Dear Tears For Fears
Re: Head Over Heels
Although I am not adverse, per se, to the idea of a cup of tea and a chinwag within isolated environs, I am afraid I am rather perturbed by certain aspects of your desired rendezvous. I am not sure that the proposed secluded natter, especially in view of its scheduled subject matter, is one that I can be talked into at this time even with gentle persuasion, Sirs
I am sorry, Tears For Fears, but given that meteorological phenomena are experienced universally and are in no way secret, I am at a loss to understand the hazards of discussing drizzle or sunny spells confidentially for fear of the information leaking into the hands of eavesdropping third parties.
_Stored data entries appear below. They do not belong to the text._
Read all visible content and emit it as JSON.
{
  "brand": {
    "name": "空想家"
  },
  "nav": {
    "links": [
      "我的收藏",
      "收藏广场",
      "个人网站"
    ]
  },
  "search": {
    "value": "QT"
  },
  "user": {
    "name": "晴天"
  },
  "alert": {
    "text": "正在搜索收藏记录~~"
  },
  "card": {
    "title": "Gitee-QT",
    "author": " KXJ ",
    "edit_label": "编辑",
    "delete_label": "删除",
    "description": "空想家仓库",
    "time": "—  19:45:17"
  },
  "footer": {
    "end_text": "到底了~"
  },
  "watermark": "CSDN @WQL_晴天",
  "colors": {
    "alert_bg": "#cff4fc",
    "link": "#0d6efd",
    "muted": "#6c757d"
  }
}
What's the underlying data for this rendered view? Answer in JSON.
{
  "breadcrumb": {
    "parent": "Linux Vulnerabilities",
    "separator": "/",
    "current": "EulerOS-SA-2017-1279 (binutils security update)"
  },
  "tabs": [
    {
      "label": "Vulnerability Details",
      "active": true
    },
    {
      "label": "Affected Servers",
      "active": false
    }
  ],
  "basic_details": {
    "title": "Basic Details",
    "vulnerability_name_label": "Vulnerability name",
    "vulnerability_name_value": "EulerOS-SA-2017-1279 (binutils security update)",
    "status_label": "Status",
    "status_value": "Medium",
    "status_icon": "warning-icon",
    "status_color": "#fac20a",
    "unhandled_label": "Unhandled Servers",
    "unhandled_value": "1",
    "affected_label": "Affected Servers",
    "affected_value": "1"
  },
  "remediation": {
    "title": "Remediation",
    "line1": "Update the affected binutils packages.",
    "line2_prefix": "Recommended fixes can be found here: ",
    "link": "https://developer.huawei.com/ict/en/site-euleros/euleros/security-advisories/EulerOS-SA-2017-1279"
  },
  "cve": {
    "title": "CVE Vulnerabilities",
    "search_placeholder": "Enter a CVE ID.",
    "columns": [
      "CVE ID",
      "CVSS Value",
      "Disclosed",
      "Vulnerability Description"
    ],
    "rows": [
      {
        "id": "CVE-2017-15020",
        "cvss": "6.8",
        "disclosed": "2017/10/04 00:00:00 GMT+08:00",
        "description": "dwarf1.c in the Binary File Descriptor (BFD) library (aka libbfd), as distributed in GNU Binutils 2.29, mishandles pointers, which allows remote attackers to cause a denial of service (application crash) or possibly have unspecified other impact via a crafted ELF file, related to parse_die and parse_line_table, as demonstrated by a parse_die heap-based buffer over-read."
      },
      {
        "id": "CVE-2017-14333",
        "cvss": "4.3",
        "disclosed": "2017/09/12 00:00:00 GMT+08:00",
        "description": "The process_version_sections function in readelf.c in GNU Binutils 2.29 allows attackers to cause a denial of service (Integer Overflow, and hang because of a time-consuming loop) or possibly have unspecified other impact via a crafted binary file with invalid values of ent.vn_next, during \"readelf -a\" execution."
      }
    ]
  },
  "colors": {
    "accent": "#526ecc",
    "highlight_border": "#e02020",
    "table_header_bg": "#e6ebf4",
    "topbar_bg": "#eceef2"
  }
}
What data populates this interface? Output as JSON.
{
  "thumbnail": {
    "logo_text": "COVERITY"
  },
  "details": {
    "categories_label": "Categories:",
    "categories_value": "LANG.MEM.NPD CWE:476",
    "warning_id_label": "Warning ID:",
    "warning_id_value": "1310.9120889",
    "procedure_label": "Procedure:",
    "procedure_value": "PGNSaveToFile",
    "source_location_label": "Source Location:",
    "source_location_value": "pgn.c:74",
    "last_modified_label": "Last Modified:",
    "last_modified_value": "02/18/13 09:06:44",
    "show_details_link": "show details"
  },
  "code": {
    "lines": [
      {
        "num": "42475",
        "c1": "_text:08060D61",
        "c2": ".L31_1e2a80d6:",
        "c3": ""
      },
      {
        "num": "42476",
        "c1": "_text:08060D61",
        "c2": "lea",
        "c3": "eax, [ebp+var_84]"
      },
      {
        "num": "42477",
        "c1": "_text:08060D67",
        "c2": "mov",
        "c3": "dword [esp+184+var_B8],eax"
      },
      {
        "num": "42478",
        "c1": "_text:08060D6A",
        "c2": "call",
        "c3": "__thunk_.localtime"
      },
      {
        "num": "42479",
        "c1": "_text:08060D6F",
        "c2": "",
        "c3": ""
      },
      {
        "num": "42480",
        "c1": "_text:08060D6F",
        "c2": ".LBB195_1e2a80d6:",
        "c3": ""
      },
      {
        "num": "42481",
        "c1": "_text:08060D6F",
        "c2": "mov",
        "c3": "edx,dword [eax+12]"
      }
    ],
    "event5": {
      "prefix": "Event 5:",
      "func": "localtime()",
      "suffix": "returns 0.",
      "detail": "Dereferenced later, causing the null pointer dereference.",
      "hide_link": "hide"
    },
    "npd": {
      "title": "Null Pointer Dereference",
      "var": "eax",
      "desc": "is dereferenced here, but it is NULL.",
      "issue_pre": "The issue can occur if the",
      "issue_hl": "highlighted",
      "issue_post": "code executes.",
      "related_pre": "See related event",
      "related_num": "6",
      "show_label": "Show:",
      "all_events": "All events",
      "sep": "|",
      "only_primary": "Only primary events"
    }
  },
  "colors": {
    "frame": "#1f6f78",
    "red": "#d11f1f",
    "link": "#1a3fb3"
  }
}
Sadly the only conclusion to be drawn is that you are intending to engage me in discourse relating to chem-trails, cloud-seeding, ''climate engineering'' and other such atmospheric elements tampering conspiracy theories, aimed at exposing shadowy influential figures who want to rule the world.
I do not take stock in such an unsubstantiated mad world, Sirs, and hope that you are not at this time disoriented, as inferred within the chorus of your pop record.
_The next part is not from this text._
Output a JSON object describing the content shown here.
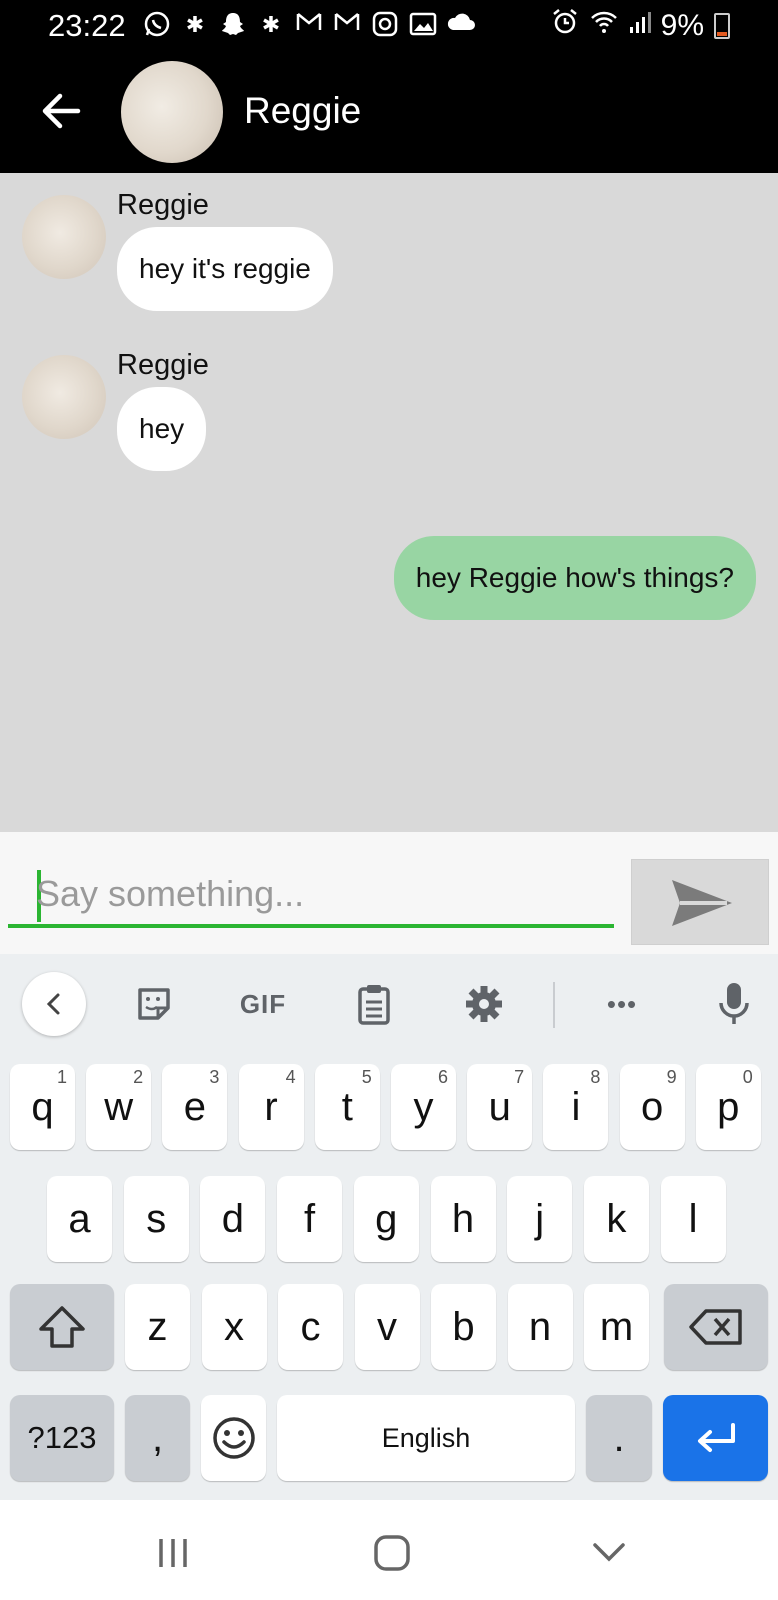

In conclusion, if it is all the same to you, I am aware that you wanted to be with me alone and talk about the weather, but as a compromise would suggest that we meet in a Wetherspoons and talk about the state of the Premier League
* does not relate to Cliff Richard manipulating downfall in order to sing ‘impromptu medley\, Centre Court, Wimbledon, 1996
Dear Mr Philpott,
Re: Head Over Heels
While I empathise with your concerns, this song was written quite a while before we became so aware of global warming (some eminent politicians still believe it to be a false theory made up by the Chinese), and if you knew the true story behind those lyrics, you would take a far less harsh stance, I assure you.
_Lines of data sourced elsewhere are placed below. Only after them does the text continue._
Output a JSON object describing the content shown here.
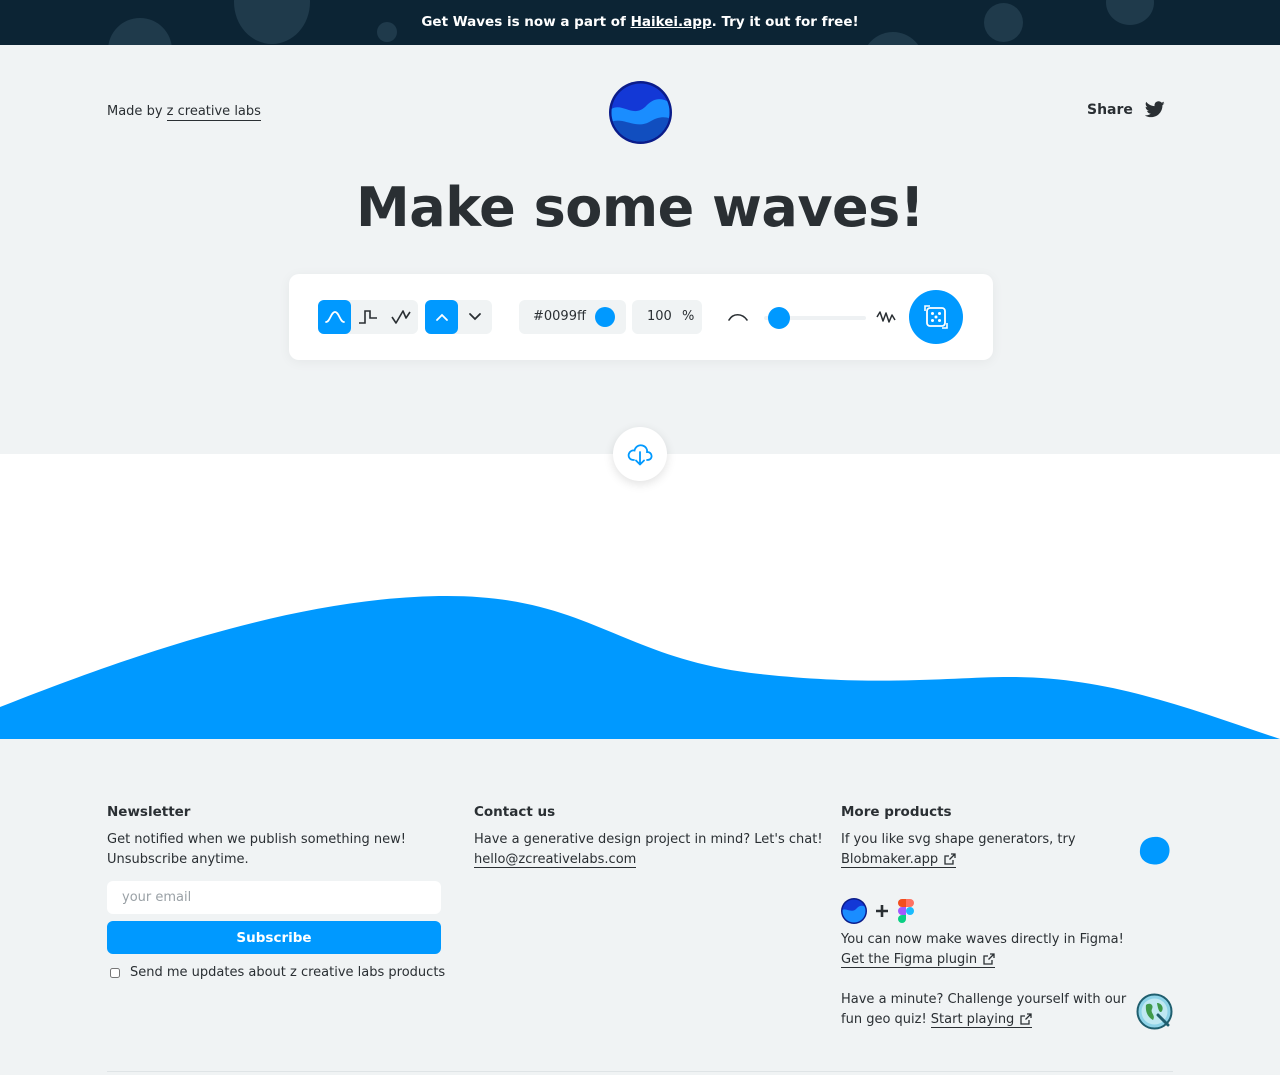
{
  "banner": {
    "text_before": "Get Waves is now a part of ",
    "link": "Haikei.app",
    "text_after": ". Try it out for free!"
  },
  "header": {
    "made_by_prefix": "Made by ",
    "made_by_link": "z creative labs",
    "share_label": "Share"
  },
  "hero": {
    "title": "Make some waves!"
  },
  "toolbar": {
    "wave_types": [
      "smooth-wave-icon",
      "step-wave-icon",
      "peak-wave-icon"
    ],
    "active_wave_type": "smooth-wave-icon",
    "directions": [
      "chevron-up-icon",
      "chevron-down-icon"
    ],
    "active_direction": "chevron-up-icon",
    "color_hex": "#0099ff",
    "opacity_value": "100",
    "opacity_unit": "%",
    "complexity_level": 0.15
  },
  "colors": {
    "accent": "#0099ff",
    "banner_bg": "#0c2434",
    "page_bg": "#f0f3f4",
    "text": "#2a2f33"
  },
  "footer": {
    "newsletter": {
      "title": "Newsletter",
      "line1": "Get notified when we publish something new!",
      "line2": "Unsubscribe anytime.",
      "email_placeholder": "your email",
      "subscribe_label": "Subscribe",
      "consent_label": "Send me updates about z creative labs products"
    },
    "contact": {
      "title": "Contact us",
      "line1": "Have a generative design project in mind? Let's chat!",
      "email": "hello@zcreativelabs.com"
    },
    "products": {
      "title": "More products",
      "blob_text": "If you like svg shape generators, try",
      "blob_link": "Blobmaker.app",
      "figma_text": "You can now make waves directly in Figma!",
      "figma_link": "Get the Figma plugin",
      "quiz_text_1": "Have a minute? Challenge yourself with our",
      "quiz_text_2": "fun geo quiz! ",
      "quiz_link": "Start playing"
    }
  }
}
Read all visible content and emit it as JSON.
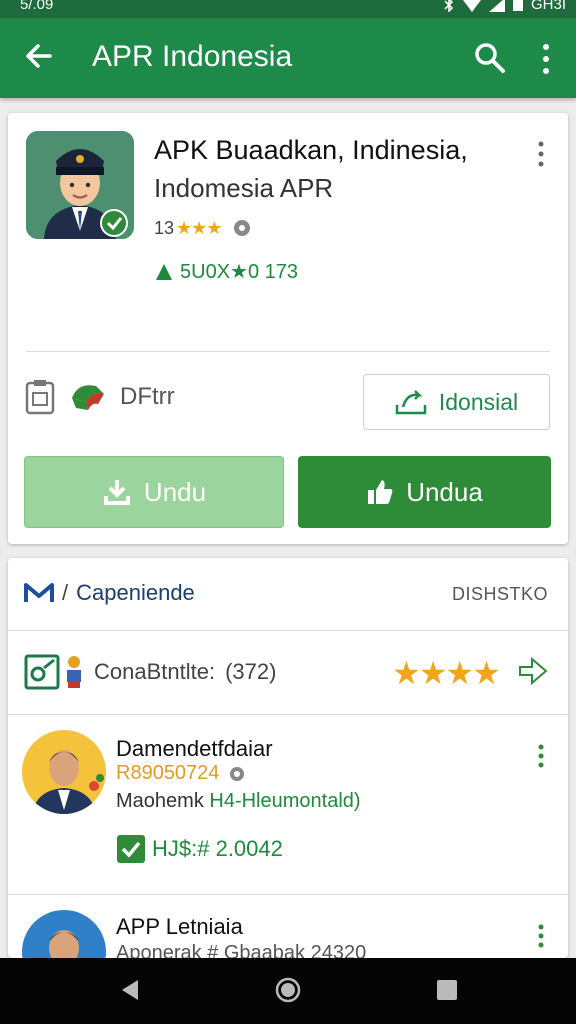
{
  "status_bar": {
    "time": "5/.09",
    "right_text": "GH3I"
  },
  "app_bar": {
    "title": "APR Indonesia"
  },
  "app": {
    "name": "APK Buaadkan, Indinesia,",
    "subtitle": "Indomesia APR",
    "rating_text": "13",
    "rating_stars": "★★★",
    "download_count": "5U0X★0 173"
  },
  "meta": {
    "label": "DFtrr"
  },
  "language_button": {
    "label": "Idonsial"
  },
  "buttons": {
    "download_light": "Undu",
    "download_dark": "Undua"
  },
  "section": {
    "title_prefix": "/",
    "title": "Capeniende",
    "action": "DISHSTKO"
  },
  "rating_summary": {
    "label": "ConaBtntlte:",
    "count": "(372)",
    "stars": "★★★★"
  },
  "reviews": [
    {
      "name": "Damendetfdaiar",
      "date": "R89050724",
      "desc_prefix": "Maohemk",
      "desc_highlight": "H4-Hleumontald)",
      "badge_text": "HJ$:# 2.0042"
    },
    {
      "name": "APP Letniaia",
      "desc": "Aponerak # Gbaabak 24320"
    }
  ],
  "colors": {
    "appbar": "#1d8a4a",
    "statusbar": "#1e6b3e",
    "accent_green": "#2e8b37",
    "star": "#f2a51a"
  }
}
Now, I have to be very careful here, because the song was written for a lady who has gone on to become a household name. I first met her when she was a weather girl for a Saturday morning kids' show. There was no blue screen at the time to make her look like a pro, she merely had a large piece of card and, of course, a pointing stick. Naturally attractive due to her Scandinavian looks, I found it hard to approach her; I was a little nervous especially as she was taller than me and quite witty as well. Alas, my opening line was bound to be about the weather, I thought it was a strong and natural chat up line; I think I even mentioned the words ‘isobar’ and ‘cold front’ in an attempt to impress her. This conversation took place after I’d virtually barged into her dressing room while she was changing. Now in the song, I use the words ‘you keep your distance with a system of touch’, well, to be honest, I was being kind to her, because she actually used her pointing stick to prod me out of the room, (I still have the scars), then once I’d got the message and was about to leave, she tripped me up, and I literally went head over heels into the corridor.
You can imagine, I felt humiliated and a little angry. Normally, I am not one for revenge (ask Curt Smith!) but on this occasion some inner demon took over me. I went back to the studio, took her weather board, and, with the lighter I always keep on me in case I ever take up smoking, set fire to it. Literally, I made a fire and watching it burn, thought of her future, because without that weather board, that pointing stick was basically useless. Well, it turned out that this little act of vengeance set her on the road to a much greater future (ask Sven-Goran Erikkson). No longer a weather girl, she went on to become a tv host and a panelist on a popular comedy show.
And although we never had a relationship, I turned out to be her four leaf clover. Funny how these things happen, don’t ya think?
Roland Orzabal o.b.o Tears For Fears.
P.S. I’m still up for a pint in Wetherspoons to chat about the footie.